Ortstermin des Petitionsauschusses an der Landsberger Allee

Veröffentlicht am 09.09.2021 in Wahlkreis

Streitet man für das Thema "Verkehrssicherheit" denkt man, alle zögen an einem Strang. Vor allem wenn es um die Schulwegsicherheit der Kleinsten geht. Dass es einer Petition von Eltern bedurfte, damit die zuständigen Verwaltungen in die Puschen kommen, ist "bemerkenswert".

Am Montag fand ein Ortstermin in der Conrad-Blenkle-Straße Ecke Landsberger Allee statt. Vertreten waren die Polizei, die Senatsverkehrsverwaltung, das Bezirksamt, das JobCenter sowie Eltern und Schulleitung.

Liegen Ergebnisse vor?

Erfreulicherweise konnte festgestellt werden, dass bei Betätigung des Anforderungstasters (Ampel) die längere Freigabezeit für zu Fuß Gehende über die Landsberger Allee jetzt nicht nur angezeigt, sondern bei jeder Anforderung gewährt wird. Die Ampelschaltung wurde aufgrund der zahlreichen Hinweise vor einigen Tagen korrigiert. Jetzt schaffen es auch die Kleinsten, die Fahrbahn in einem Zug zu queren.
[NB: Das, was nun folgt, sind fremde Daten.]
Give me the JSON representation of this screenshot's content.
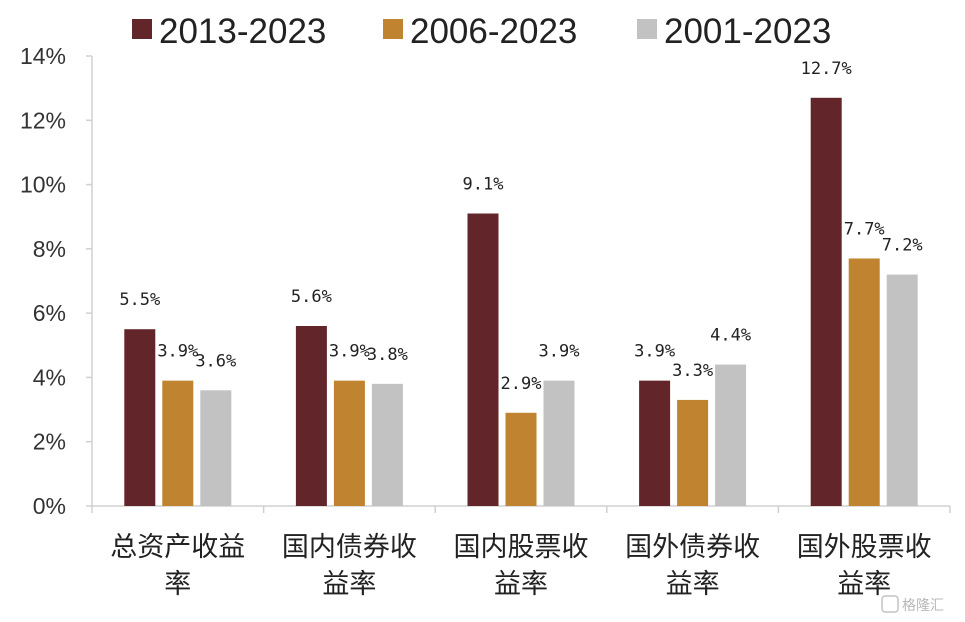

Weitere Ergebnisse: Die Senatsverkehrsverwaltung soll prüfen, inwieweit der Text des Anforderungstasters von "Gesamtquerung angefordert" in "Länger Grün" verändert werden kann.
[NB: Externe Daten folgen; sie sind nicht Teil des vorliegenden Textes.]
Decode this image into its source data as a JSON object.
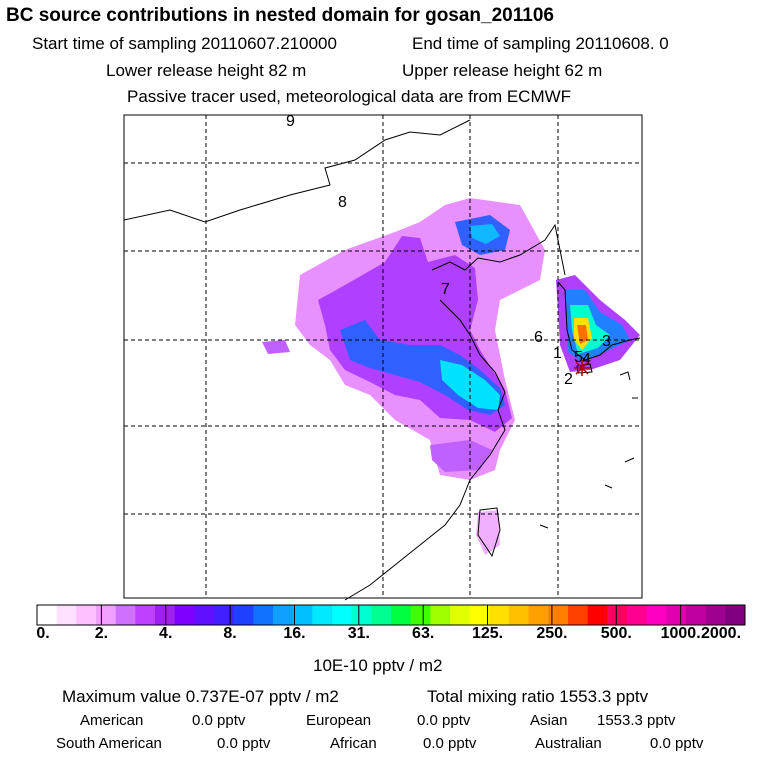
{
  "header": {
    "title": "BC  source contributions in nested domain for gosan_201106",
    "start_time": "Start time of sampling 20110607.210000",
    "end_time": "End time of sampling 20110608.     0",
    "lower_release": "Lower release height   82 m",
    "upper_release": "Upper release height   62 m",
    "tracer_note": "Passive tracer used, meteorological data are from ECMWF"
  },
  "map": {
    "trajectory_labels": [
      "9",
      "8",
      "7",
      "6",
      "5",
      "4",
      "3",
      "2",
      "1"
    ],
    "receptor_marker": "gosan-receptor-star"
  },
  "colorbar": {
    "ticks": [
      "0.",
      "2.",
      "4.",
      "8.",
      "16.",
      "31.",
      "63.",
      "125.",
      "250.",
      "500.",
      "1000.",
      "2000."
    ],
    "colors": [
      "#ffffff",
      "#ffe0ff",
      "#ffc0ff",
      "#f0a0ff",
      "#d070ff",
      "#c040ff",
      "#a020f0",
      "#8000ff",
      "#6010ff",
      "#4020ff",
      "#2040ff",
      "#1070ff",
      "#10a0ff",
      "#00c0ff",
      "#00e8ff",
      "#00ffff",
      "#00ffd0",
      "#00ff90",
      "#00ff40",
      "#40ff00",
      "#a0ff00",
      "#e0ff00",
      "#ffff00",
      "#ffe000",
      "#ffc000",
      "#ffa000",
      "#ff8000",
      "#ff4000",
      "#ff0000",
      "#ff0060",
      "#ff0090",
      "#ff00c0",
      "#e000b0",
      "#c000a0",
      "#a00090",
      "#800080"
    ],
    "unit_label": "10E-10 pptv / m2"
  },
  "stats": {
    "maximum": "Maximum value  0.737E-07 pptv / m2",
    "total": "Total mixing ratio      1553.3 pptv",
    "american_label": "American",
    "american_value": "0.0 pptv",
    "european_label": "European",
    "european_value": "0.0 pptv",
    "asian_label": "Asian",
    "asian_value": "1553.3 pptv",
    "south_american_label": "South American",
    "south_american_value": "0.0 pptv",
    "african_label": "African",
    "african_value": "0.0 pptv",
    "australian_label": "Australian",
    "australian_value": "0.0 pptv"
  }
}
Der Einsatz von Dialog-Displays zur Einhaltung der Geschwindigkeitsbeschränkungen in der Conrad-Blenkle-Straße soll durch das Bezirksamt geprüft und erwogen werden. Der Bezirk hatte die Straße bisher noch nicht für die Aufstellung von Dialog-Displays vorgesehen. Die Polizei machte die Zusage, verstärkt die Einhaltung von Tempo 30 in der Conrad-Blenkle-Straße sowie das Parkverhalten an den dortigen Kreuzungen, Einfahrten und Gehwegen verstärkt zu kontrollieren.

Der Einsatz von Schülerlotsen wurde von der Schulleitung und der Polizei als zu gefährlich beurteilt.

Mit großem Unmut reagierten die Eltern auf den Umstand, dass der im vergangenen Jahr genehmigte Zebrastreifen in der Conrad-Blenkle-Straße Ecke Rudi-Arndt-Straße einschließlich der Gehwegvorstreckungen nicht wie ursprünglich angekündigt in diesem Jahr realisiert wird. Derzeit steht kein Termin für die Fertigstellung des Zebrasteifens fest. Das Bezirksamt verwies hier auf die personelle Unterbesetzung im Amt. Aufgrund der Vielzahl der genehmigten und bisher nicht errichteten Zebrastreifen, hat das Abgeordnetenhaus im Februar dieses Jahres die Grundlage dafür gelegt, dass die Senatsverkehrsverwaltung nunmehr selbst die Planung und Realisierung von Zebrastreifen durchführen kann. Der Bezirk wird den Zebrastreifen nun bei der Senatsverkehrsverwaltung nachmelden.